Beware a new wave of footballing celebrity – one that’s entirely of our own making: the modern-day referee…
HERE it is, the one nobody has been waiting for.
Another wade into the biggest showpiece in sports entertainment. The thing which has become box office across every TV, WhatsApp group and social media debate. The one thing we cannot get away from talking about from August to June.
Refereeing in football.
This week dispelled another myth about the conception of European competence from officials. Both the Champions League and Europa League showed it can descend into the same melee of playground-like ridiculousness at decisions given and not.
Firstly, it’s worth pointing out that last night’s referee Georgi Kabakov had a good game. He had more than a whiff of the right kind of authority and tended to let the game flow.
It’s a fine balance to strike, this. Referees cannot be without some form of authority in a game. They can’t be spoken to and dictated to like shit, which has happened for years.
But then you can’t be the schoolteacher, police officer or general body of authority we’ve come across in life who use such jurisdiction to dismiss and dictate with condescending arrogance.
Ultimately, the same things are happening however much we try to assert judgement on particular personalities (which is also a big part of the problem). Kabakov had control until he didn’t. Until he became kingmaker to what might be Toulouse’ greatest ever night. Then he became flappy, stubborn and card happy.
It’s again an example of VAR making lives harder for referees, not easier. A subjective call can still be objective to two opponents on the same pitch. Thresholds change weekly. The dreaded pandemic of whataboutery is widespread to this element of the game.
It can’t be enjoyable for them. You would think they still much rather prefer a clean, incident-free encounter over what ensued between Tottenham and Chelsea on Monday.
You would think, but the boys and their process are heading straight to number one in the charts.
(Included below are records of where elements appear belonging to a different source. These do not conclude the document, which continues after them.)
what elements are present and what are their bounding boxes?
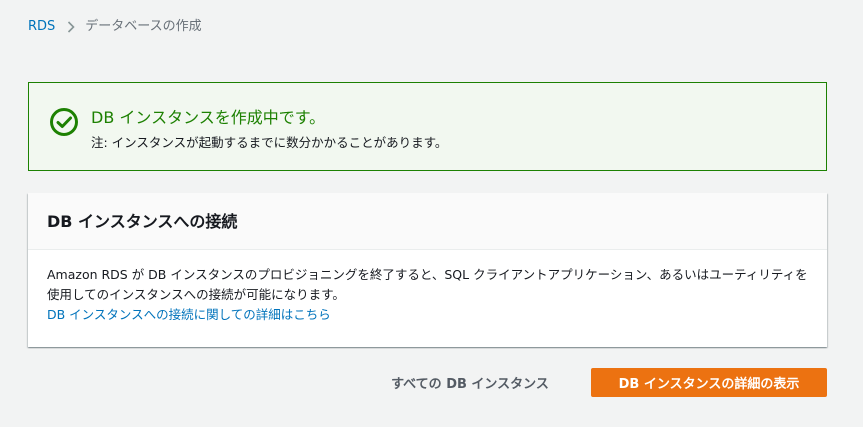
breadcrumb: RDS データベースの作成 — [28, 17, 202, 37]
flash-title: DB インスタンスを作成中です。 — [91, 108, 326, 127]
chevron-right-icon — [67, 21, 75, 33]
view-instance-details-button[interactable]: DB インスタンスの詳細の表示 — [591, 368, 827, 397]
panel-description: Amazon RDS が DB インスタンスのプロビジョニングを終了すると、SQ… — [47, 267, 808, 302]
success-flash: DB インスタンスを作成中です。 注: インスタンスが起動するまでに数分かかるこ… — [28, 82, 827, 171]
page: RDS データベースの作成 DB インスタンスを作成中です。 注: インスタンス… — [0, 0, 863, 427]
panel-title: DB インスタンスへの接続 — [47, 212, 238, 231]
all-instances-button[interactable]: すべての DB インスタンス — [372, 368, 568, 397]
breadcrumb-rds-link[interactable]: RDS — [28, 17, 55, 37]
connect-panel: DB インスタンスへの接続 Amazon RDS が DB インスタンスのプロビ… — [28, 193, 827, 347]
panel-body: Amazon RDS が DB インスタンスのプロビジョニングを終了すると、SQ… — [47, 265, 812, 325]
panel-header: DB インスタンスへの接続 — [28, 193, 827, 250]
check-circle-icon — [49, 107, 79, 137]
connect-details-link[interactable]: DB インスタンスへの接続に関しての詳細はこちら — [47, 305, 812, 325]
breadcrumb-current: データベースの作成 — [85, 19, 202, 34]
flash-note: 注: インスタンスが起動するまでに数分かかることがあります。 — [91, 135, 448, 150]
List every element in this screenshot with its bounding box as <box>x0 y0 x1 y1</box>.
Match officials for game week 12 is currently the third highest news story on the EPL website.
How long before we collectively decide we want to know more about these hot new influencers who are having a direct impact on our lives? Before we see Antony Taylor on the cover of GQ or Chris Kavanagh advertising his own brand of clothing?
I say this facetiously of course, but if you asked television producers who they’d most like to interview straight after a contentious game on Super Sunday, I’d guess most would pick referees.
If we’re telling them that the spotlight is greater than ever before, then smaller becomes the margin for error. Football in person versus on television is more disparate than ever before. Both are unhelpful to the cause.
Stadiums can become influential and lead refs like Kabakov to lose calm in judgement. All the while, somewhere, Gary Neville is making funny noises and funnier contradictions. Steve McManaman has just gone up another decibel in pitch when saying “Fletch”.
This would usually be the point where I say it’s on all of us to rectify this. That we need to stop analysing and scrutinising them so much, making them the centrepiece of a sport still littered with collective and individual brilliance.
But here’s my writing about this very thing a day after Liverpool deservedly lost and refereeing controversy was front and centre. I know that I’m more invested today because of that injustice. I also knew that Arsenal and Tottenham’s plight was entertaining, funny even, to so many.
I’m tainted by my own tribalism. I am just as problematic. Therefore, I will bow to ambivalence. I’ll take my medicine and pay my entrance fee to watch the greatest showman in black weave his magic from here on in.
Forget Kevin De Bruyne, soon there’ll be kids aspiring to become Stuart Atwell when they’re older.
Get ready, a new wave of celebrity is upon us, the greatest antihero of our lifetime. And it’s entirely of our own making.